Acórdão do Tribunal da Relação de
Évora
Processo:
2620/16.2T8FAR.E1
Relator: PAULO AMARAL
Descritores: DOMÍNIO PÚBLICO HÍDRICO
USUCAPIÃO
Data do Acordão: 01/11/2018
Votação: UNANIMIDADE
Texto Integral: S
Sumário: 1. Os mouchões localizados no leito do mar são bens de domínio público, nos termos dos arts. 3º, al. c) e 10º, nº 1, da Lei nº 54/2005, de 15 de Novembro.
2. Não é possível a aquisição por usucapião de parcelas do mouchão, face ao disposto no artigo 19.º do Decreto-Lei n.º 280/2007.
(Sumário do Relator)
Decisão Texto Integral: Processo n.º 2620/16.2T8FAR.E1
Acordam no Tribunal da Relação de Évora

(…) intentou a presente ação contra o ESTADO PORTUGUES, representado pelo Ministério Público; A sociedade “POLIS LITORAL – RIA FORMOSA – SOCIEDADE PARA A REQUALIFICAÇÃO E VALORIZAÇÃO DA RIA FORMOSA, S.A.”; e A CÂMARA MUNICIPAL DE FARO, na pessoa do seu Presidente de Câmara, todos melhor identificados nos autos.

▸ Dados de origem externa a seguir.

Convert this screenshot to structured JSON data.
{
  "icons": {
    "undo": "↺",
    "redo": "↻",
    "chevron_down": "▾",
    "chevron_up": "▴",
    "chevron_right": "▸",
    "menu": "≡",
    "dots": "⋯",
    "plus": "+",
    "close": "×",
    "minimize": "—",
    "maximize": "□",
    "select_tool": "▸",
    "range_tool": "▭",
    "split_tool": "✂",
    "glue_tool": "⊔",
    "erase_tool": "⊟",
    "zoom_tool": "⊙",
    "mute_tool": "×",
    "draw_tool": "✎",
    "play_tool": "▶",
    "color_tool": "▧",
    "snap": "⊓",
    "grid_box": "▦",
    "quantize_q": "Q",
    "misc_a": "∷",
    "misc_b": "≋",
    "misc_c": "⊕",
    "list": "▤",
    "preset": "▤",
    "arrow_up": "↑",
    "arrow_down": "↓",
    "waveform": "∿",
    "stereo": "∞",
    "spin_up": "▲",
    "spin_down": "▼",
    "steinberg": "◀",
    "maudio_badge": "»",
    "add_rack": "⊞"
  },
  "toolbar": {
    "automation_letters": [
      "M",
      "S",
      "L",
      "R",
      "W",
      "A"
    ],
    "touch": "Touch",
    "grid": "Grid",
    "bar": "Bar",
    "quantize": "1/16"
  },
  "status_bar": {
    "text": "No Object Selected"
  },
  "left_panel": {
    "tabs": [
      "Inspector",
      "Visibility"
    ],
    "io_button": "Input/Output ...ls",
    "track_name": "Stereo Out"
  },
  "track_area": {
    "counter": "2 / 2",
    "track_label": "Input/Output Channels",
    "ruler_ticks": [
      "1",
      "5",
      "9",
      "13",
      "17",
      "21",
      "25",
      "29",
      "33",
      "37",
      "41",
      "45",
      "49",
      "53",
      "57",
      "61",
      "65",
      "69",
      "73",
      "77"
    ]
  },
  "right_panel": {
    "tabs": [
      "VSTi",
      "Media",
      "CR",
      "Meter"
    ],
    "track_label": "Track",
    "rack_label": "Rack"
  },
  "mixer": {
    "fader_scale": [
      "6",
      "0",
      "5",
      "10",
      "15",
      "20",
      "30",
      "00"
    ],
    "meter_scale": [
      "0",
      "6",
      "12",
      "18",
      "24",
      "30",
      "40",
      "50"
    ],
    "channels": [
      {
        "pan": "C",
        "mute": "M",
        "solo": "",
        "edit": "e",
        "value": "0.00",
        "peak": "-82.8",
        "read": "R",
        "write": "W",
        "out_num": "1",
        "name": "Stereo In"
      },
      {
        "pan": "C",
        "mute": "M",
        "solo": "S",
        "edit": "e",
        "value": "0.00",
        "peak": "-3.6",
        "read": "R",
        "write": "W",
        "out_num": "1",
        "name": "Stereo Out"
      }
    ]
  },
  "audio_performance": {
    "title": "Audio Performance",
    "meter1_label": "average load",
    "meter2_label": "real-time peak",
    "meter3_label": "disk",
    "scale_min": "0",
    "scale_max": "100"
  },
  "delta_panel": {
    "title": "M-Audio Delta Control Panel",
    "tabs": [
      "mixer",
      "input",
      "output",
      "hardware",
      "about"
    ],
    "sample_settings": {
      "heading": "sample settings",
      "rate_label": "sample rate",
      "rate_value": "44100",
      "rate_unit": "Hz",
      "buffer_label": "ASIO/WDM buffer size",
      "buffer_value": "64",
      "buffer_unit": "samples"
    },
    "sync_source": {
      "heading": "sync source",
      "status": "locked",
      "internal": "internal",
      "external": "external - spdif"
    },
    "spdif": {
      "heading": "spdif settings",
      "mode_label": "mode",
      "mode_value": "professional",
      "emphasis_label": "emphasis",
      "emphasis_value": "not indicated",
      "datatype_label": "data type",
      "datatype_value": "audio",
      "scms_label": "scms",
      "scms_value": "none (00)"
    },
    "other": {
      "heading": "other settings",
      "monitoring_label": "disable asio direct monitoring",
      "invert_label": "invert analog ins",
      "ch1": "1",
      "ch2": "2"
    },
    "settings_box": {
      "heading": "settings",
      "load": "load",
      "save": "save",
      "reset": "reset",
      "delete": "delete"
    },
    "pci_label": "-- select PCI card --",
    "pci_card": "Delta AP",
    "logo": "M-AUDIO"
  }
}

Peticiona que, através da presente ação, se reconheça e declare ser a dona e legítima possuidora do prédio urbano correspondente à casa n.º (…), da Rua das (…), no Núcleo do Farol, na Ilha da Culatra, inscrito na matriz predial urbana com o artigo (…) da União de Freguesias de Faro (Sé e São Pedro), por ter a posse correspondente ao direito real de propriedade, direito que alega ter adquirido por usucapião, condenando-se os réus no pedido.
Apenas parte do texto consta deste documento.